According to the results of KEGG pathway enrichment, the Complement and coagulation cascades pathway was significantly enriched (Figure 4G, p < 0.05), a central mediator of septic inflammation and coagulopathy. Pathway mapping (Figure 4I) positioned C5aR1 at a key node, where its upregulation likely amplifies complement activation, aggravating inflammatory cascades and brain injury.

The expression of C5aR1 in intestinal mucosal epithelial cells of mice in the sepsis group was significantly upregulated (Figures 5A,C,E,G). The positive signals were mainly located in the cytoplasm and cell membrane of intestinal villus epithelial cells. The total positive area was significantly larger than that in the sham group. Glycine intervention significantly decreased C5aR1 immunoreactivity, resulting in a smaller positively stained region compared to the sepsis group (P < 0.05; Figures 5A,E). Western blot analysis revealed that the C5aR1 protein expression in ileum tissue increased significantly in the sepsis group and placebo group (P < 0.01), while in mice with glycine treatment, it decreased significantly (P < 0.05; Figures 5C,G).

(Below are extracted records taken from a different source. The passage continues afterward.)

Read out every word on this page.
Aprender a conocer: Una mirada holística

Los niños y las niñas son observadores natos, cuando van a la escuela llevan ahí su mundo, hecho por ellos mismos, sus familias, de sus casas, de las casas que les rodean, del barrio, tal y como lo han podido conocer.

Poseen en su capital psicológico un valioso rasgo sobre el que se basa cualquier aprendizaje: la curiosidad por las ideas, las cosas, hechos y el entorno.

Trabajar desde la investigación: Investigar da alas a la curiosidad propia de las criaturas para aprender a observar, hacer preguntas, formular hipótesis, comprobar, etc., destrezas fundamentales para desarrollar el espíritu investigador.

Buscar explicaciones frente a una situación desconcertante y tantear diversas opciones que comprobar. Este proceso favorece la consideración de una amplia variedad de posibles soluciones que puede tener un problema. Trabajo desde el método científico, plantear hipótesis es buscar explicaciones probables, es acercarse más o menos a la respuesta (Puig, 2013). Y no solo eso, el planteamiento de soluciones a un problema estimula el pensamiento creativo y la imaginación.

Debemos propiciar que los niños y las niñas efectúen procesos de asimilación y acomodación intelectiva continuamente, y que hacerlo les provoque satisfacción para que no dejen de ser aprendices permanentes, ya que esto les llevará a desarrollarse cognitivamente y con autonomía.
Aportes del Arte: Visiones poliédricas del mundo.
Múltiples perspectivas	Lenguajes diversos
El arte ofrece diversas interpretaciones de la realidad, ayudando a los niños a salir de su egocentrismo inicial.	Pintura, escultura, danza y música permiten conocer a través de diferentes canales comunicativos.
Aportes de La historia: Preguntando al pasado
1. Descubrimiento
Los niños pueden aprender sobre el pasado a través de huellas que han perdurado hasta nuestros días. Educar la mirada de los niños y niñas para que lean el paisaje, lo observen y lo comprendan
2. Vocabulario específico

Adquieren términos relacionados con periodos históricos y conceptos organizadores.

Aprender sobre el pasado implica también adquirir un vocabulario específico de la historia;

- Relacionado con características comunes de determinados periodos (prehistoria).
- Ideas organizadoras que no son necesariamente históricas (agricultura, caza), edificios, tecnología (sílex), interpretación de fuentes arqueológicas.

Mice in the sepsis group had significantly higher levels of C5aR1 in their brain tissues, according to IHC analysis (Figures 5B,D,F,H). Both the cytoplasm and the cell membrane showed clear localization of the positive signals, which were mainly found in the neuroglial cells in the brain’s white matter region. After intervention with glycine, the positive expression of C5aR1 in the neuroglial cells of the brain white matter region was significantly weakened, the signal intensity in the cytoplasm and cell membrane decreased, and the positively stained area was significantly smaller than that in the sepsis group (P < 0.05; Figures 5B,F). These findings were corroborated by western blot analysis, which showed a significant increase in C5aR1 protein levels in the brain tissue of the sepsis group compared to the sham group (P < 0.01), and a significant reduction following glycine administration (P < 0.05; Figures 5D,H).